O geógrafo Renato Lada Guerreiro, professor do Instituto Federal de Educação, Ciência e Tecnologia do Paraná, destaca que o Pantanal é um ambiente complexo, composto por uma vasta biodiversidade de espécies e ampla variedade de ecossistemas. “Identificar todos esses ecossistemas em detalhes é uma tarefa bastante complexa, seja por meio de imagens de satélite, seja em expedições a campo”, comenta o pesquisador, que não participou da elaboração do estudo. “O trabalho de Merino e Assine é um exemplo de como podemos aprofundar nosso conhecimento sobre as paisagens que dão forma a esse bioma.”

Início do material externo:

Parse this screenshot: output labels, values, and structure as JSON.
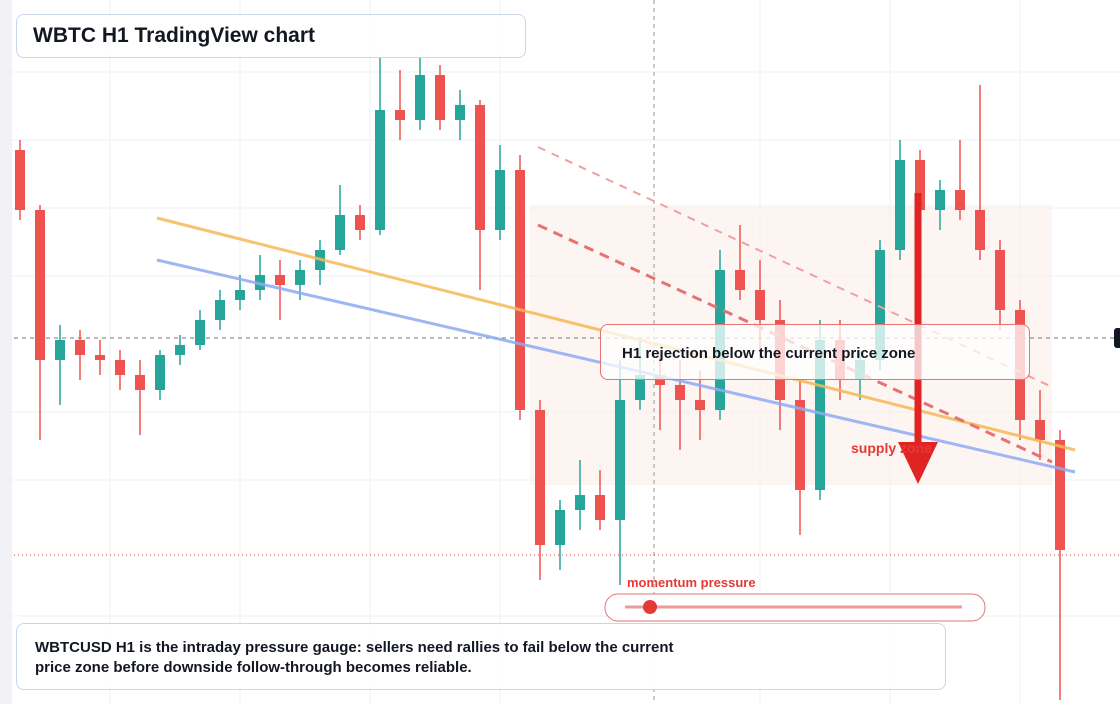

Para ele, o estudo também torna ainda mais evidente que os sistemas formados por lagos no Pantanal não são resultados dos mesmos processos. “A origem desse ‘lago escondido’ na planície do rio Negro resultou de processos geológicos, hidrológicos e climáticos completamente diferentes dos que deram origem às lagoas de Nhecolândia, próximo ao município de Corumbá, em Mato Grosso do Sul, ainda que essas duas áreas estejam bem próximas uma da outra”, diz o pesquisador. A principal diferença entre lagos e lagoas é o tamanho. Ainda que ambos sejam definidos como uma extensão de água cercada por terra, lagos, em geral, são maiores do que lagoas.
Segundo Guerreiro, as lagoas de Nhecolândia teriam surgido de depressões moldadas pelo acúmulo de grãos de areia fina transportados pelo vento em períodos secos do final do Pleistoceno, entre 20 mil e 15 mil anos atrás. “Estudar o Pantanal é se surpreender com novas descobertas a todo momento”, comenta Assine.
Projetos
1. Mudanças paleo-hidrológicas, cronologia de eventos e dinâmica sedimentar no quaternário da bacia do Pantanal (nº 14/06889-2); Modalidade Auxílio à Pesquisa – Regular; Pesquisador responsável Mario Luiz Assine (Unesp); Investimento R$ 253.715,39.
2. Mapeamento das lagoas salinas e cristalinas do Pantanal de Nhecolândia por meio de sensoriamento remoto ótico e interferométrico (nº 17/26318-8); Modalidade Bolsa de Pós-doutorado; Pesquisador responsável Adolpho José Melfi (USP); Bolsista Eder Renato Merino; Investimento R$ 209.304,09.
Artigo científico
Merino, E. R. e Assine, M. L. Hidden in plain sight: How finding a lake in the Brazilian Pantanal improves understanding of wetland hydrogeomorphology. Earth Surface Processes and Landforms. out. 2019.